Sudden server reboot troubleshooting

Notice: Page may contain affiliate links for which we may earn a small commission through services like Amazon Affiliates or Skimlinks.

gtech1

Member
May 27, 2019
78
6
8
So I built out a brand new Supermicro server. Everything was brand new except the chassis: X11SRM-F motherboard, W2225 CPU, 128GB DDR4 2400 Kingston RAM.
The motherboard was meant for a desktop but I placed it in a 1U with 500W power supplies.

Power consumption is at 96W, IPMI showed absolutely nothing about the reset event, all sensors are fine, temperature is fine, didn't see any errors anywhere.
The OS showed no kernel core dumps, no logs whatsoever.

It simply rebooted out of the blue which is kind of worrying.

I assembled it about 1 week ago and it ran fine for 7 days and then this happened.
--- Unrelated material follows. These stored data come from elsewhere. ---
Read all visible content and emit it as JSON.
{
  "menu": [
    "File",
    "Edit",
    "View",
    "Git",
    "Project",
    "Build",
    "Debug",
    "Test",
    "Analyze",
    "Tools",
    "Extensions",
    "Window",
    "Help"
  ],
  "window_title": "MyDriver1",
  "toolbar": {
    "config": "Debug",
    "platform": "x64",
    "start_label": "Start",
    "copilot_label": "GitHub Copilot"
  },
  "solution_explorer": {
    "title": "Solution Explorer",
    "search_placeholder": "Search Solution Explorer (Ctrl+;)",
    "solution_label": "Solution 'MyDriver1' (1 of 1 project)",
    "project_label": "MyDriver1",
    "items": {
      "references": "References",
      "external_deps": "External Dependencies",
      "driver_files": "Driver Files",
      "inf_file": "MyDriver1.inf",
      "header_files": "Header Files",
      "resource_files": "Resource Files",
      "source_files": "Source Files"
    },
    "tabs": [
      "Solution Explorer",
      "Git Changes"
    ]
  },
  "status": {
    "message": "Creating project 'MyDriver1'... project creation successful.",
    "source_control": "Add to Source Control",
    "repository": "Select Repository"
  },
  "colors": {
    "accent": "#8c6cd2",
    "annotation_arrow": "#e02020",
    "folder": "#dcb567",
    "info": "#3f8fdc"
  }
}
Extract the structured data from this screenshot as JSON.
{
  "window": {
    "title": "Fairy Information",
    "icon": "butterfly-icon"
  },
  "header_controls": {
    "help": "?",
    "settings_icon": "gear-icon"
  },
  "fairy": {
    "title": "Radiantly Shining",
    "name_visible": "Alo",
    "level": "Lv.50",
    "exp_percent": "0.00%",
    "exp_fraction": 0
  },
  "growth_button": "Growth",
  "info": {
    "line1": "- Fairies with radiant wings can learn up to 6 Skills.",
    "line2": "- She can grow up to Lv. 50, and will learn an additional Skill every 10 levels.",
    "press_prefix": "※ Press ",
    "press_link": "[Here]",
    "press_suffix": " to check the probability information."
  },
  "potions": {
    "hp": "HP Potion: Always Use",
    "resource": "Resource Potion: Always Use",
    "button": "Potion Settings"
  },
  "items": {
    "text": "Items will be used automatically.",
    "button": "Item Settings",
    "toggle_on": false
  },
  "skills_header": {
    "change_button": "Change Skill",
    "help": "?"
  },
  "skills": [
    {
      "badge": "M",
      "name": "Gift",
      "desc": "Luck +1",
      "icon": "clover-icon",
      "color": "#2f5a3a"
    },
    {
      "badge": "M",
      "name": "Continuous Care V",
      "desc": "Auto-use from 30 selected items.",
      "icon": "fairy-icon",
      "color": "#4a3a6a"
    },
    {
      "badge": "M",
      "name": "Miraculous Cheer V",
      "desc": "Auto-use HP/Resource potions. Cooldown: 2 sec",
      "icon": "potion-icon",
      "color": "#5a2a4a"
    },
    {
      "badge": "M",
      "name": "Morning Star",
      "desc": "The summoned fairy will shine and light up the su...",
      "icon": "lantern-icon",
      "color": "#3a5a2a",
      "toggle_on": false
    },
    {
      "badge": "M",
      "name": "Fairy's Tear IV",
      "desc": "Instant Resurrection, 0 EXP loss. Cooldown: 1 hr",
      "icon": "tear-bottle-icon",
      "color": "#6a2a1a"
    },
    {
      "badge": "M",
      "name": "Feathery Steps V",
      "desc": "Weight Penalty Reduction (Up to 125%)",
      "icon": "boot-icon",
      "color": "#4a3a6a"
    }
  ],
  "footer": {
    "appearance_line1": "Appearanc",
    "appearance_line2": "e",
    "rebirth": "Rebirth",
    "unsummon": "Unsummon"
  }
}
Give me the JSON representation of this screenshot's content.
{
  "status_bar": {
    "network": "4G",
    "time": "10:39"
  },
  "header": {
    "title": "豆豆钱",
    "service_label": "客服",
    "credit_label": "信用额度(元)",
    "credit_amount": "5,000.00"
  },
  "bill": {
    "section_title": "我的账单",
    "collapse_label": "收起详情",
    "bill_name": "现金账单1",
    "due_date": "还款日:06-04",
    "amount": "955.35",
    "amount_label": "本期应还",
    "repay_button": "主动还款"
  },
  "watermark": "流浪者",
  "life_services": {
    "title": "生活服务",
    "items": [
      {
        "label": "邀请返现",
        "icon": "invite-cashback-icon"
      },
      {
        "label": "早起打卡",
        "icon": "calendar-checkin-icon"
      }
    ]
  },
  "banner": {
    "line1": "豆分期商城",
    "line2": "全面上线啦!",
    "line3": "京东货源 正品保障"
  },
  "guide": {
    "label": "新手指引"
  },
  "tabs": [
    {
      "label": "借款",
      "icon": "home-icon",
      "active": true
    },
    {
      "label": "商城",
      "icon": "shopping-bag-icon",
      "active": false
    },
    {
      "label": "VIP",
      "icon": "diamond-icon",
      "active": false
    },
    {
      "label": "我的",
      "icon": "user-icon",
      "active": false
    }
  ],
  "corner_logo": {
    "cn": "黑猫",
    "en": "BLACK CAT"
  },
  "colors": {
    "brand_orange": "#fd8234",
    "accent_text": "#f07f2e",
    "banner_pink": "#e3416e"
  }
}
The server is not very busy, it's a stand-by backup server for another 'master' server so CPU usage barely goes over 10-15%.

How can I troubleshoot this ? What should I change / inspect first ?
 

zhianguo

New Member
Jun 21, 2015
1
0
1
58
I once had this kind of thing for a desktop when I had a defective nvme ssd. The kernel could not dump error msgs to log after fault because of intermitten disk failures.
So one way to eliminate this possibility is to clone the disk and move the boot disk. In my case I moved the os from the nvme to a sata drive and the reboot was gone.
How is power quality on your outlet?